A responsável falava, esta tarde, aos jornalistas, em Viseu, fazendo um ponto de situação.
Recorde-se que, no sábado, 23 de Outubro, a Câmara de São Pedro do Sul revelou que, em 10 dias (de 12 a 22 de Outubro), foram registados 77 novos casos positivos no concelho.
Relativamente ao concelho de Viseu, adiantou que tem 13 turmas com pessoas infectadas com SARS-CoV-2, que provoca covid-19, assim como em empresas e instituições.

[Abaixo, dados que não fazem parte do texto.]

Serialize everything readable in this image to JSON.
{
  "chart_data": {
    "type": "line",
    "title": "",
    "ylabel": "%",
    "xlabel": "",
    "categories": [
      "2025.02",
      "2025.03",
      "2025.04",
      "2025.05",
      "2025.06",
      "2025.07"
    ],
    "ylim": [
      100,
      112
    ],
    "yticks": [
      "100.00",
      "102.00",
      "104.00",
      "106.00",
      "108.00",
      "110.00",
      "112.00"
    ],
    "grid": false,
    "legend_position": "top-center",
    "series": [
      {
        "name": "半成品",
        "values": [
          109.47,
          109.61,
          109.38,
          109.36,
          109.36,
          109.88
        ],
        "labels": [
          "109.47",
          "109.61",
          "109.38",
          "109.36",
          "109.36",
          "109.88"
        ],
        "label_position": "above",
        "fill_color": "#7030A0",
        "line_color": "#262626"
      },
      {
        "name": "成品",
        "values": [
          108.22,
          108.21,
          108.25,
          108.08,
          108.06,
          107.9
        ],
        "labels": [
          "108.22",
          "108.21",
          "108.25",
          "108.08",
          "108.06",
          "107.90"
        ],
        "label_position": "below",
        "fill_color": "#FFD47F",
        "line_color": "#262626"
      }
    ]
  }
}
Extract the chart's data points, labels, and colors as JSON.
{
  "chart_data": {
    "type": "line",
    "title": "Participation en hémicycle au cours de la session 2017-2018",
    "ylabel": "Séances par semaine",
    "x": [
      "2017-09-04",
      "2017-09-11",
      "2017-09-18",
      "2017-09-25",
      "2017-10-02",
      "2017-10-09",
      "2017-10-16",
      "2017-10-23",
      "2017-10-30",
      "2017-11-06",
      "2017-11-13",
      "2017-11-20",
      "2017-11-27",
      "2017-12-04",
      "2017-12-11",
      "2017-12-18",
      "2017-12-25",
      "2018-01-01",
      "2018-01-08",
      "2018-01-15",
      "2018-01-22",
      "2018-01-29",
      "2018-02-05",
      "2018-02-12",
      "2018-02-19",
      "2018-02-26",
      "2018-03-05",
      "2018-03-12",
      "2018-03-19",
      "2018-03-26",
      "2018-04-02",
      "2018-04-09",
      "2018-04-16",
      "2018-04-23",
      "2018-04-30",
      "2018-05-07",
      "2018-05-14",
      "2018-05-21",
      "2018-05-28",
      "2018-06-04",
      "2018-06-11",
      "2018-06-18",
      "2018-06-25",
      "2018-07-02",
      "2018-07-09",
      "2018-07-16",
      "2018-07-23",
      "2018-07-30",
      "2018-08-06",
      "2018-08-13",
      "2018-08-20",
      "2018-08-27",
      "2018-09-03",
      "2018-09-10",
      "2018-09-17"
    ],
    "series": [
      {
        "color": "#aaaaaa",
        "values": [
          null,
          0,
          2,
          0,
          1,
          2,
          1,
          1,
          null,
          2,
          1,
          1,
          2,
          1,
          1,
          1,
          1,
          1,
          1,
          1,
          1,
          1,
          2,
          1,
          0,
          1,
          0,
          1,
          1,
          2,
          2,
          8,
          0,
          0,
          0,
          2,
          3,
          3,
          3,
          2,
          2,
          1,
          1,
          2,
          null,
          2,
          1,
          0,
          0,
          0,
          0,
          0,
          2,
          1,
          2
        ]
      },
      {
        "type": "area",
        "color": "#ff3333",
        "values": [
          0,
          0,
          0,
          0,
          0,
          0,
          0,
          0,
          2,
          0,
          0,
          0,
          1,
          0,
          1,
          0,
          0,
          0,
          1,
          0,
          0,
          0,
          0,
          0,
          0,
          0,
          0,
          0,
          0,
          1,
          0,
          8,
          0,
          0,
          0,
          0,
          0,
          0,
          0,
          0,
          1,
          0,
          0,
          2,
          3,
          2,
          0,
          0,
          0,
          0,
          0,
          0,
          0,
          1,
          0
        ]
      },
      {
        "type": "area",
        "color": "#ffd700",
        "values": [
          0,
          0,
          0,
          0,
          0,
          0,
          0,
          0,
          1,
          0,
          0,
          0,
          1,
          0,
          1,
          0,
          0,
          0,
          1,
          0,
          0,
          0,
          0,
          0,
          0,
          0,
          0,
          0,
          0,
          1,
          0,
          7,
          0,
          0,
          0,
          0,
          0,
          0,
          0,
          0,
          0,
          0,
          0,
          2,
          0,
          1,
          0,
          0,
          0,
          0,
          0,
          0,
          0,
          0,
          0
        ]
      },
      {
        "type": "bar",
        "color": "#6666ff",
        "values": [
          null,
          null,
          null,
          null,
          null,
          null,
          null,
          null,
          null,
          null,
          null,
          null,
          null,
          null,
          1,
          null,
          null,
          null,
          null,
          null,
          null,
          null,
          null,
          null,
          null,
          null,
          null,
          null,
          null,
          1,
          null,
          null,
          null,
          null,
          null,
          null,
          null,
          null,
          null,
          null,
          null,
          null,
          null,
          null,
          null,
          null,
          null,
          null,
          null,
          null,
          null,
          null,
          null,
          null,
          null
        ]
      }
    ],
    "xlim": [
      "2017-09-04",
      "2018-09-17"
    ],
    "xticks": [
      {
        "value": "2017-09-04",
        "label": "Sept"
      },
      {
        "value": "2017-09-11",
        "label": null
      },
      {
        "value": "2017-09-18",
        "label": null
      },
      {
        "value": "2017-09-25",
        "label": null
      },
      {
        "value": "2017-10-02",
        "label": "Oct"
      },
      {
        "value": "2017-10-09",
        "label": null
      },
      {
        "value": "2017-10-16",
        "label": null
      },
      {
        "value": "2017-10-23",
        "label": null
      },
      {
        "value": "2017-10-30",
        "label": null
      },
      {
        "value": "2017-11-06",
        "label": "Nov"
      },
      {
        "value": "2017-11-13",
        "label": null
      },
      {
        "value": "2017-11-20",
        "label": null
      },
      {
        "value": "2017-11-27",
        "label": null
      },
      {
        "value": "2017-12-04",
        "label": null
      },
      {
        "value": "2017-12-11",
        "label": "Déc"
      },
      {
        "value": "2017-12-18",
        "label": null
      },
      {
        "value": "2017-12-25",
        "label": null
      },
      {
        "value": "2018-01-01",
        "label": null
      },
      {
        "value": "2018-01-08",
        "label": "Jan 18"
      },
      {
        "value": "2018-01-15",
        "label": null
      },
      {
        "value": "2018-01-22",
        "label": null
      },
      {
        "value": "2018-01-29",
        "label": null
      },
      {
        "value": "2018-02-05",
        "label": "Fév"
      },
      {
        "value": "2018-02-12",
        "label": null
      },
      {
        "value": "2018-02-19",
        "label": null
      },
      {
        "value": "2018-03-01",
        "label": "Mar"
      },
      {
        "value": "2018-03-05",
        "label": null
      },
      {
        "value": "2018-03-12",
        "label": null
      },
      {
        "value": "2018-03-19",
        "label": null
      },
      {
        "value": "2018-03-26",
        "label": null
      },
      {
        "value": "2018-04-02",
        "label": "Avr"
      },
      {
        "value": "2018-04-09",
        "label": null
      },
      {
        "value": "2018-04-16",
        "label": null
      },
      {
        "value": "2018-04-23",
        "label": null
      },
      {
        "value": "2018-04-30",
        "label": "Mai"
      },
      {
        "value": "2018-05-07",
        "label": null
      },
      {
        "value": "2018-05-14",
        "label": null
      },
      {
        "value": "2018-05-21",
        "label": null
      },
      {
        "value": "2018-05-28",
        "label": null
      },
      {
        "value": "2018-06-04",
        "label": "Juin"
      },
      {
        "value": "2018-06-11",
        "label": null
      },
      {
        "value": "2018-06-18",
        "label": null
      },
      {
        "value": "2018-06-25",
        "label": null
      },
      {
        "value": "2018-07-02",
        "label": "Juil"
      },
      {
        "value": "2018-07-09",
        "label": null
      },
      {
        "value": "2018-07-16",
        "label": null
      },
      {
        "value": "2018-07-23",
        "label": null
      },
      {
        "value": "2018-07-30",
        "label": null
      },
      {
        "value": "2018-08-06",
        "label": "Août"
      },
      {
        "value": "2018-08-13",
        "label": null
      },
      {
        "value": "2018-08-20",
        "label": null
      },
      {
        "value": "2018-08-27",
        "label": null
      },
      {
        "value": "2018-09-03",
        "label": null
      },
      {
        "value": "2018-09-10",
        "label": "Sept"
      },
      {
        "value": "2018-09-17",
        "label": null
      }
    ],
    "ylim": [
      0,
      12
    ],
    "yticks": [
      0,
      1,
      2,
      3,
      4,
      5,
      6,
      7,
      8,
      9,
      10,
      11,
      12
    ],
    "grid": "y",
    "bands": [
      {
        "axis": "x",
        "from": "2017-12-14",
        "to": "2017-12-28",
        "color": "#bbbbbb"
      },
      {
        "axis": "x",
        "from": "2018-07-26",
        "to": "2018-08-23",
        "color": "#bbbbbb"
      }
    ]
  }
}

“Actualmente temos várias empresas e instituições com casos e também em estabelecimentos de ensino, desde jardins de infância a todos os ciclos de ensino, inclusive no Instituto Politécnico” de Viseu, afirmou a delegada de saúde.
Aos jornalistas, disse que, “no total, são 13 turmas com situações de casos de covid-19 e, em algumas delas, os respectivos colegas têm de estar em isolamento profilático”, sendo que a maioria das turmas são escalões mais baixos.
“As crianças mais pequenas, do primeiro ciclo para baixo, pelo nível etário tão baixo, têm a agravante de, para além de não estarem vacinados, também não usarem máscara e a proximidade ser maior e, realmente, temos aqui o maior número de situações”, especificou.
Conceição Casimiro explicou que também há “pessoal não docente em isolamento profilático, porque são casos”, uma vez que “quem tem a vacinação completa há mais de 10 dias e quem não tenha tido a doença nos últimos 80 dias, não fica em isolamento profilático, mas sim em vigilância, para controlarem os sintomas e, naturalmente, também fazerem o teste”.
“O número de casos tem vindo a aumentar, progressivamente, com a taxa de incidência dos últimos 14 dias também a aumentar, sendo actualmente de 110 por 100.000 habitantes e no total temos 9.705 casos acumulados no concelho”, contabilizou.
Neste sentido, Conceição Casimiro admitiu que “a situação está a preocupar” estes responsáveis e, por isso, apelou para a “importância da manutenção de todas as medidas preventivas, desde logo o distanciamento físico, o uso da máscara e a higienização das mãos e o evitar de aglomerados” de pessoas.
“Muita gente com o levantamento das restrições pensou que realmente se poderia fazer uma “vida normal. Todos gostaríamos, mas quanto mais medidas tomarmos, mais depressa nos poderemos ver livres ou, pelo menos, minimizar a progressão da doença e não o contrário”, apontou.